2

This does not give me an error nor an answer.

re.sub('\\.(\\W|\\.)*[o0](\\W|[o0])*', '*', '..........................................')  

Why does it behave like so? Also, if I reduce the amount of 'periods', then it works.

Thank you.

Squall Leohart
  • 657
  • 2
  • 8
  • 20

2 Answers2

8

You've got catastrophic backtracking.

Katriel
  • 120,462
  • 19
  • 136
  • 170
5

You have no o or 0 in your input string, yet your regular expression requires at least one of those characters to be there ([o0]).

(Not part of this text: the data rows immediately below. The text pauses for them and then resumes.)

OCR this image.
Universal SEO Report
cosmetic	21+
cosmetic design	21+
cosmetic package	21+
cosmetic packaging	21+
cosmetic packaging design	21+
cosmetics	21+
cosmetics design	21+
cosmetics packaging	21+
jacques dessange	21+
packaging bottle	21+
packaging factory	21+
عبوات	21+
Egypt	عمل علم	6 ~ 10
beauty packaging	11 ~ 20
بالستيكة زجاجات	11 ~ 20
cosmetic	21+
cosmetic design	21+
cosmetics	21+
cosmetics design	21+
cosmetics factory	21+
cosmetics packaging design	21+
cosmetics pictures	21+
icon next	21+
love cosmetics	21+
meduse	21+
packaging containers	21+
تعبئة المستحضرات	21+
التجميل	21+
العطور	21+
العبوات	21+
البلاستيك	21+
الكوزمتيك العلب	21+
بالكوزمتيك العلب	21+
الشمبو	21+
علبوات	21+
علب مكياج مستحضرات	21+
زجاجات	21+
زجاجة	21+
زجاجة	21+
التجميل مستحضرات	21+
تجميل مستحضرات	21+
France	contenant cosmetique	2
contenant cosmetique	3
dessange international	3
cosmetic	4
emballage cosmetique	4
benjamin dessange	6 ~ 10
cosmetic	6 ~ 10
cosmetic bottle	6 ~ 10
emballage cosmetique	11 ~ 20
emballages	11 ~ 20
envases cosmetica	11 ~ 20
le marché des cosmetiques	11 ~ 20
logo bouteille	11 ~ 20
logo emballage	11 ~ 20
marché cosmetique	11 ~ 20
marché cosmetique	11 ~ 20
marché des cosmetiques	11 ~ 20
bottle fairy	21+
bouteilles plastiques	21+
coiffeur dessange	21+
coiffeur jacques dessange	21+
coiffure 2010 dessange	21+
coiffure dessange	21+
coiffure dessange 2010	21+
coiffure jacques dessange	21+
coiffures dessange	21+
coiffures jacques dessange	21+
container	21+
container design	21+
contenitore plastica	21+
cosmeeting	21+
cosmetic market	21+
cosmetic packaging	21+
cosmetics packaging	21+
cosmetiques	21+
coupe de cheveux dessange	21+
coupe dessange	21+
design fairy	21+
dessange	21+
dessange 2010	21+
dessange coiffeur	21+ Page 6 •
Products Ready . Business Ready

>>> re.compile('\\.(\\W|\\.)*[o0](\\W|[o0])*', re.DEBUG)
literal 46
max_repeat 0 65535
  subpattern 1
    branch
      in
        category category_not_word
    or
      literal 46
in
  literal 111
  literal 48
max_repeat 0 65535
  subpattern 2
    branch
      in
        category category_not_word
    or
      in
        literal 111
        literal 48

Update: Your regular expression is suffering from catastrophic backtracking; avoid the nested character-class-or-character-set combination in a group with a wildcard (the branch .. or parts inside a max_repeat listed above). You can put character classes inside a character set to avoid this.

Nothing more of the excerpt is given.